Куртуазная идеология XII века (или, точнее, романтический идеал, предложенный знаковыми фигурами рыцарства, коими являются Тристан и Ланселот) была довольно взрывоопасна, как это заметил другой гениальный медиевист, слишком рано от нас ушедший, Жан-Шарль Пайен13[1014]. Мы можем, вероятно, пойти еще дальше. На самом деле могло случиться так, что куртуазная любовь никогда не определяла ни идеологию, ни систему кодифицированного поведения. В литературе мы, очевидно, являемся свидетелями интеллектуальных споров, различных размышлений, выражающих видение любви. Не «споры на тему куртуазной любви», а «куртуазные разговоры о любви». В этом случае «куртуазная любовь» полностью была фикцией и необязательно, как постулировал Э. Кёхлер, выражала идеологию мелкой буржуазии. Она также не представляла способ доминирования, используемый богачами, как думал Дж. Дюби.
Если куртуазная любовь никогда не имела концептуальной и идеологической реальности, которую ей приписывали, то тогда бы она имела дерзость утверждать, что эти споры полностью оторваны от контекста социальной современности. Успех, завоеванный благодаря романам, показывает, что поставленная таким образом проблематика соответствовала совокупности вопросов, задаваемых обществом того времени. Возможно, в этом следует видеть последствия многих новых черт: появления индивида, желания освободиться от местных структур, которые в религиозной области приводят к зарождению диссидентских движений, евангелических или еретических (катары, вальденсы, бедняки Лиона, движения отшельников и т. д.). Результатом успеха этой проблематики является, с одной стороны, протест против ограничения браков, навязанных феодальным обществом, чтобы ограничить риск разворовывания имущества путем разделения наследства, до введения общего закона о старшинстве внутри аристократии, с другой стороны, ослабление отцовского авторитета в семейном клане. Обычай новых рыцарей, странствуя, участвовать в турнирах, создавший определенный жанр романов, очевидно, способствует освобождению молодых умов, усиливает их желание быть независимыми и наслаждаться жизнью, а также увеличивает количество способов эту страсть удовлетворить, несмотря на запрет Церковь на турниры как аморальные зрелища с демонстрацией роскоши.

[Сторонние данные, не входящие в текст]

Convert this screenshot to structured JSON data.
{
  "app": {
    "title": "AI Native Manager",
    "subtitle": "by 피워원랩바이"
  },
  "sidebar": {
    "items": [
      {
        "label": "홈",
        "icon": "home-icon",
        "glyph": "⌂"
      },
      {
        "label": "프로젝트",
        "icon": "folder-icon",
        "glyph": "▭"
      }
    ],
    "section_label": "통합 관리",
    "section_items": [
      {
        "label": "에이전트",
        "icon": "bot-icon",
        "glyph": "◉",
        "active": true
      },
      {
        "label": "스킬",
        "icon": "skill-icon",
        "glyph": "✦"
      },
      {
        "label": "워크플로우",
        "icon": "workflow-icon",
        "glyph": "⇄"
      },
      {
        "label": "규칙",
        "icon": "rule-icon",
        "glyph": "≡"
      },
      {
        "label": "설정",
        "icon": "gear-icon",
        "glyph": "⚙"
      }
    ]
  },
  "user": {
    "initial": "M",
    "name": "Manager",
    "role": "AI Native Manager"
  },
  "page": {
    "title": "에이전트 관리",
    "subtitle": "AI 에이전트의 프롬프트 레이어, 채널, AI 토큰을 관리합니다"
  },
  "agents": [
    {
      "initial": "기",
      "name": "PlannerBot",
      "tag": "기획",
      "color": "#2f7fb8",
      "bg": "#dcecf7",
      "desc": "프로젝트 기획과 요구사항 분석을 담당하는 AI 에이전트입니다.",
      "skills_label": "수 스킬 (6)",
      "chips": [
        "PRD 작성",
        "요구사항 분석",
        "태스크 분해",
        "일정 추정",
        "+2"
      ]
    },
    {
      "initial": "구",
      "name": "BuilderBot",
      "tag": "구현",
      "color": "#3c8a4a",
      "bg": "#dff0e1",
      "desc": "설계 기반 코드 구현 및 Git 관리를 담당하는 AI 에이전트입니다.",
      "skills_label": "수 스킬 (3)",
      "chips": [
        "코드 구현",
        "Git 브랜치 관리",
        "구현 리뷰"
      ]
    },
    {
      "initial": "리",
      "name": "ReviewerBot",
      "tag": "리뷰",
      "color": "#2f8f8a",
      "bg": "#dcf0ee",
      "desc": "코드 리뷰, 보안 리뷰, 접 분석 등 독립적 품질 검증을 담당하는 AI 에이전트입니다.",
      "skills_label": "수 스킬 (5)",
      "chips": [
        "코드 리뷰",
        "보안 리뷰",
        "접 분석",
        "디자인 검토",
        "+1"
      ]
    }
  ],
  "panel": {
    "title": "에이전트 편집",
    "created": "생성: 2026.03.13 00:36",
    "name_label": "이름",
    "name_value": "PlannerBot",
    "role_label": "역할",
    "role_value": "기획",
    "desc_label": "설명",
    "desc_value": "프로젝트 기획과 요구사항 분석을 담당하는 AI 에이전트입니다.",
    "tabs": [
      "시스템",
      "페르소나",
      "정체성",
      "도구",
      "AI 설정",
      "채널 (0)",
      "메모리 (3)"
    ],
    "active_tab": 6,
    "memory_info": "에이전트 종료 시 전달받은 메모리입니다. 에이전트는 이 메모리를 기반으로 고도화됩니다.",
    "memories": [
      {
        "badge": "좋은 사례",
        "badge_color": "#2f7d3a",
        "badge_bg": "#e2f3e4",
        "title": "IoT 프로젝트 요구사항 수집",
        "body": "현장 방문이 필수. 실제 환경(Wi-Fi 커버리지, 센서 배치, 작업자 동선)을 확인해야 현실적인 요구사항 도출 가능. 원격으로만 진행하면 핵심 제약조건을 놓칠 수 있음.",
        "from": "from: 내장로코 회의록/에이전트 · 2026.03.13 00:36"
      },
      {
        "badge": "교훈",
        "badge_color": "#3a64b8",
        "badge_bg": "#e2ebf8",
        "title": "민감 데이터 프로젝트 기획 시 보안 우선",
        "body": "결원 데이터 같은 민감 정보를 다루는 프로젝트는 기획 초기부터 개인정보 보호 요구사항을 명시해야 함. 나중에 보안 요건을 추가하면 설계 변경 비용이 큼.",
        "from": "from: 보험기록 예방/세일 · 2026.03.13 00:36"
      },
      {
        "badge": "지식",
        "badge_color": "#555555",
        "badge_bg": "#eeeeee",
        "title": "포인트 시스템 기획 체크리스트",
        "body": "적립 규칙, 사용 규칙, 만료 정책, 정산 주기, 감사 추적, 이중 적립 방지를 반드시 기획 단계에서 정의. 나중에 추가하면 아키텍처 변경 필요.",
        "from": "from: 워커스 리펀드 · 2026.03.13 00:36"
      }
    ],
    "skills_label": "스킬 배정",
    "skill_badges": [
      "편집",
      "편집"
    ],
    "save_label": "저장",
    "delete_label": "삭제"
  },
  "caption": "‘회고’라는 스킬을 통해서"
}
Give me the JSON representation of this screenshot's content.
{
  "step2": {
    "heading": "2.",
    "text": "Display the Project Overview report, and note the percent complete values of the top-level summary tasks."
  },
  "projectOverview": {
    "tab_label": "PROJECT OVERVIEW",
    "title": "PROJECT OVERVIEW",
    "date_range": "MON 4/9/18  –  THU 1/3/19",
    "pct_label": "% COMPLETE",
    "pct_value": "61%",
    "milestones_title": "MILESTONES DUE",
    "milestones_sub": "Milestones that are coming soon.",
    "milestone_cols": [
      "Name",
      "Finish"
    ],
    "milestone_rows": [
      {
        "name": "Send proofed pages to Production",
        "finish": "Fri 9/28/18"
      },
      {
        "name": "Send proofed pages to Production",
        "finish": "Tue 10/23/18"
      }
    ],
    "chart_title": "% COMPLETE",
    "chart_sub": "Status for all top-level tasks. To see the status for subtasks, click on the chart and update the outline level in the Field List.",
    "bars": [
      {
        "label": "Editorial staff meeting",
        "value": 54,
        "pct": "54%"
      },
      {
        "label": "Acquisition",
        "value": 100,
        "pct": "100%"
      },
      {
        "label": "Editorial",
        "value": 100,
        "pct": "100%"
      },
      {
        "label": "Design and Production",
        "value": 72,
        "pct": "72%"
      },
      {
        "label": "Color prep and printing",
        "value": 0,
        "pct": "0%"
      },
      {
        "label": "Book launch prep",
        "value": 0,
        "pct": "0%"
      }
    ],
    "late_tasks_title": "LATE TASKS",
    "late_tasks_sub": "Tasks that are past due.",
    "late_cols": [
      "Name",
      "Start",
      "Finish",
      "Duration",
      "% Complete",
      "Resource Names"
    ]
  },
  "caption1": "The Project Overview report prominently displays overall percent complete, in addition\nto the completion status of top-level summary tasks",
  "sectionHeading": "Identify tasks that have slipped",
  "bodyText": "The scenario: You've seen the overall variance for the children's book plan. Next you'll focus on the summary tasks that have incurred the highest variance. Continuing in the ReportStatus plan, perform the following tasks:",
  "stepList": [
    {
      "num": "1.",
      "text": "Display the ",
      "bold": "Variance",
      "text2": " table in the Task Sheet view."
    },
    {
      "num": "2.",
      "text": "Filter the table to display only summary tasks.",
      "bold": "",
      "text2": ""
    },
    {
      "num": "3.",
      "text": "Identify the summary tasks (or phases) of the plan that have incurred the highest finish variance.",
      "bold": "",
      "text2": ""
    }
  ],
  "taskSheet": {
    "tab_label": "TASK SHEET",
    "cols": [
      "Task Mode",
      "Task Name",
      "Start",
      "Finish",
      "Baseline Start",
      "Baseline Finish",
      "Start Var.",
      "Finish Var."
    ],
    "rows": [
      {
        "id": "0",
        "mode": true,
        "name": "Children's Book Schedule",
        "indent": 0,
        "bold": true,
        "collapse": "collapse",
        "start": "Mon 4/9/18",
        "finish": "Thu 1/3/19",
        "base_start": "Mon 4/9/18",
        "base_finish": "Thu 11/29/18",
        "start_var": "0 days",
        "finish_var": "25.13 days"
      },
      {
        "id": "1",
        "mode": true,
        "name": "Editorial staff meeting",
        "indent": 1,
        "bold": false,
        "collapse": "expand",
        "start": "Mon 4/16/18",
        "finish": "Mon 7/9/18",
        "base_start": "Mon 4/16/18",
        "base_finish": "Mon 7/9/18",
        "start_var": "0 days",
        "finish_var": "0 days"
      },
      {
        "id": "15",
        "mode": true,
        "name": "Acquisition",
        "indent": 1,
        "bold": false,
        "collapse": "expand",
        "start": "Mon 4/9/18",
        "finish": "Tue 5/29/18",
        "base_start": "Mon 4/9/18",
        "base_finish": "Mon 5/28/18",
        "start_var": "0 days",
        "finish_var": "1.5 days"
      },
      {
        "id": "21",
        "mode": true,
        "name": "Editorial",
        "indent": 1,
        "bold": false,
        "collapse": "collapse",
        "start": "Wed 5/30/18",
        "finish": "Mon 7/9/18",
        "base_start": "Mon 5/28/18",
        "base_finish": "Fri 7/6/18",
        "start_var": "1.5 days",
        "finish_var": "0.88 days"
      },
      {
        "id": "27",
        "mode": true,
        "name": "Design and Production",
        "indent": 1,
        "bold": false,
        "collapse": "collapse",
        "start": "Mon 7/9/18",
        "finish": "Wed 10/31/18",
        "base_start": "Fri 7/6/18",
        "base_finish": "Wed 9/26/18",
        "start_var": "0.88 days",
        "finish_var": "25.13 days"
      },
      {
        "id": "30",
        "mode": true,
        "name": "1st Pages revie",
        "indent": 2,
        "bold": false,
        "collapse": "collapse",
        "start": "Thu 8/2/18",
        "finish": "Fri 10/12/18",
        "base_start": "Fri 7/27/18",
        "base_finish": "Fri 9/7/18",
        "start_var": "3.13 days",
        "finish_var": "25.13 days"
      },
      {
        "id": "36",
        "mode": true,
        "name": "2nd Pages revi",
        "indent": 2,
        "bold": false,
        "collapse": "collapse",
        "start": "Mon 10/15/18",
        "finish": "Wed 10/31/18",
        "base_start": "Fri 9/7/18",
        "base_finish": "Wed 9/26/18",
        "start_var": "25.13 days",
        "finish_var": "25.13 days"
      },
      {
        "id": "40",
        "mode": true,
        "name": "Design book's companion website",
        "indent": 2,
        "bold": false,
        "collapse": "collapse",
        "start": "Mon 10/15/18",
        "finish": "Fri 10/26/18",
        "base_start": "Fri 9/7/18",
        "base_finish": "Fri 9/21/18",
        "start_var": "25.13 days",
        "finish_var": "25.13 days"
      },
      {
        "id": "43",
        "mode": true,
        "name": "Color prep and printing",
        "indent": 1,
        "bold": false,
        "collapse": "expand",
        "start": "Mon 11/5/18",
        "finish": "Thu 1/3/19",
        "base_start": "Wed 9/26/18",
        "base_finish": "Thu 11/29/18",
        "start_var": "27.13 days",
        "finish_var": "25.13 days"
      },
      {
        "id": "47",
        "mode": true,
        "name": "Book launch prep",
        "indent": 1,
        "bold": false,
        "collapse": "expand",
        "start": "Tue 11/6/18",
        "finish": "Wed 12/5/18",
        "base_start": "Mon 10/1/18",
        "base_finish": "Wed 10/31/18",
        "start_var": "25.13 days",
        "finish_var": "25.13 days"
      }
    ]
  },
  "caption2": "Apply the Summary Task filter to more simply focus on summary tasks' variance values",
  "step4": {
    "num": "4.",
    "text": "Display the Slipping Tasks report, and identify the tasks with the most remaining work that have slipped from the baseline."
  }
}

Одновременно в их умах еще более остро встает вопрос об отношениях между браком — социальным институтом, благословленным Церковью — и любовью, личным чувством, которому отныне придается больше значения. Может ли жить любовь в браке, который заключен по договору? Что делать, если любовь конфликтует с браком? Настоящая ценность (любовь) должна или нет считаться с социальным контрактом? Таковы темы, которые развиваются почти в универсальной манере в литературе, начиная с эпохи Ричарда Львиное Сердце. Это не вымышленные, не искусственные споры, «не школьные случаи» — речь идет о настоящих проблемах существования, связанных с глубокой эволюцией умов, мировоззрений и нравов с приближением XIII века.
«Куртуазность» Ричарда
Если «куртуазность» была, как часто повторяют, начиная с Кехлера, идеологическим выражением рыцарства мелкой буржуазии, то будет понятно безразличие к ней Ричарда Львиное Сердце. Как принц граф Пуату, потом король Англии, сын одного из самых могущественных суверенов Европы, потомок высокопоставленных личностей, ведя богатую, бурную сентиментальную и сексуальную жизнь, он не тревожился ни по одному из этих вопросов. У него не было недостатка в женщинах. Однако, как было замечено на протяжении всей книги, он не особо много уделял им внимания, как до, так и после свадьбы. Его поведение, столь близкое к рыцарскому идеалу в том, что касается храбрости, щедрости и других проявлений этого восхваляемого в литературе образа, отдаляется значительно от романтических моделей: его не видно сражающимся на турнире ради своей дамы, ухаживающим за королевой или принцессой, посвящающим ей поэму. Несмотря на его частое общение с трубадурами, несколько сирвент, написанных им, не касаются темы любви или женщины. Ричард в этом кажется ближе к рыцарям эпопеи, чем к героям романов об эпохе короля Артура, имитатор скорее Роланда, чем Ланселота, мессира Гавейна или даже короля Артура.
1014
13 Payen. Lancelot contre Tristan, Mdlanges Pierre Le Gentil. Paris, 1973. P. 617-632.